The diverse applications of whispering gallery modes in spherical microresonators are strongly related to the sphere size and material composition. Their design should therefore be optimized to ensure that parameters such as the quality factor and the free spectral range are maximized. Because of the imminent capacity crisis of the optical communication systems operating at the 1550 nm wavelength regime, it is time to explore optical communications at the 2 $μ\mbox{m}$ wavelength window. In this work, we analytically investigate key resonator parameters - quality factor and free spectral range - as a function of wavelength, aiming to establish a methodology to help identify optimal materials for whispering gallery mode sensors, with special attention at the 2 $μ\mbox{m}$ wavelength window.
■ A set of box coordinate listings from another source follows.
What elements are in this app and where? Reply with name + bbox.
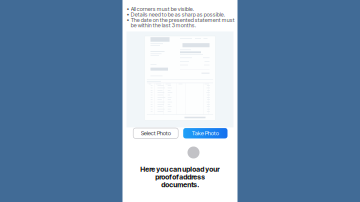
button[interactable]: Select Photo bbox=[133, 128, 178, 138]
staticText: Here you can upload your proof of addres… bbox=[140, 165, 220, 189]
staticText: Details need to be as sharp as possible. bbox=[131, 12, 225, 17]
staticText: • bbox=[126, 12, 130, 17]
staticText: • bbox=[126, 6, 130, 12]
staticText: Take Photo bbox=[192, 130, 219, 136]
staticText: All corners must be visible. bbox=[131, 6, 194, 12]
staticText: • bbox=[126, 18, 130, 23]
staticText: Select Photo bbox=[141, 130, 171, 136]
staticText: The date on the presented statement must… bbox=[131, 18, 235, 28]
button[interactable]: Take Photo bbox=[183, 128, 228, 138]
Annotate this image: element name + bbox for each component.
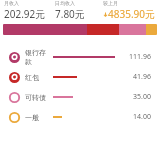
button[interactable]: 一般 — [0, 107, 160, 127]
staticText: 红包 — [25, 73, 39, 82]
button[interactable]: 日均收入 — [55, 0, 103, 21]
staticText: 月收入 — [4, 0, 19, 6]
other: 可转债 — [9, 92, 20, 103]
button[interactable]: 较上月 — [103, 0, 156, 21]
other: 红包 — [9, 72, 20, 83]
staticText: 202.92元 — [4, 7, 46, 21]
staticText: 一般 — [25, 113, 39, 122]
button[interactable]: 月收入 — [4, 0, 55, 21]
staticText: 14.00 — [133, 112, 151, 122]
staticText: 35.00 — [133, 92, 151, 102]
button[interactable]: 银行存款 — [0, 47, 160, 67]
staticText: 41.96 — [133, 72, 151, 82]
other: 银行存款 — [9, 52, 20, 63]
other: 一般 — [9, 112, 20, 123]
staticText: 可转债 — [25, 93, 46, 102]
staticText: 较上月 — [103, 0, 118, 6]
staticText: 7.80元 — [55, 7, 85, 21]
button[interactable]: 可转债 — [0, 87, 160, 107]
staticText: 银行存款 — [25, 48, 51, 66]
staticText: 111.96 — [129, 52, 151, 62]
button[interactable] — [3, 24, 157, 35]
staticText: 日均收入 — [55, 0, 75, 6]
staticText: 4835.90元 — [108, 7, 155, 21]
button[interactable]: 红包 — [0, 67, 160, 87]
Specifically, we examine three materials: fused silica, AsSe chalcogenide glass and calcium fluoride, and we perform a comparison between them in order to identify the region in the parameter space of resonant wavelengths and sphere radius, $(λ_R,R$), where the WGM resonators are optimal at wavelengths $1.8 μ\mbox{m}<λ<2.1 μ\mbox{m}$.

Figures (8)

• Figure 1: (a) and (b) Refractive index, $n(\lambda)$, and (c) absorption coefficient, $\alpha(\lambda)$, for: silica (black dot-dashed line), calcium fluoride (red dashed line) and AsSe chalcogenide (blue solid line).
• Figure 2: Resonant wavelengths of the first radial mode as a function of the azimuthal number, for a fixed radius $R~=~25\,\mu$m, for the three materials under consideration.
• Figure 3: Radial TE field intensity of the fundamental radial mode in a microsphere with $R=25$$\mu$m and: (a) azimuthal mode $\ell$=150 ($\lambda_{SiO_2} = 1.4264\,\mu$m, $\lambda_{CaF_2} = 1.4080\,\mu$m, $\lambda_{AsSe} = 2.7379\,\mu$m); (b) resonant wavelength around 2 $\mu$m ($\ell_{SiO_2} = 104$, $\ell_{CaF_2} = 103$, $\ell_{AsSe} = 208$).
• Figure 4: Resonant wavelengths of the first radial mode as a function of the sphere radius, for a fixed azimuthal number $\ell=150$, for the three materials under consideration.
• Figure 5: $Q$-factor as a function of wavelength for fused silica (black dot-dashed line), calcium fluoride (red dashed line) and AsSe chalcogenide (blue solid line), for different sphere radii: (a) $R=5\,\mu$m, (b) $R=25\,\mu$m, (c) $R=50\,\mu$m, (d) $R=100\,\mu$m.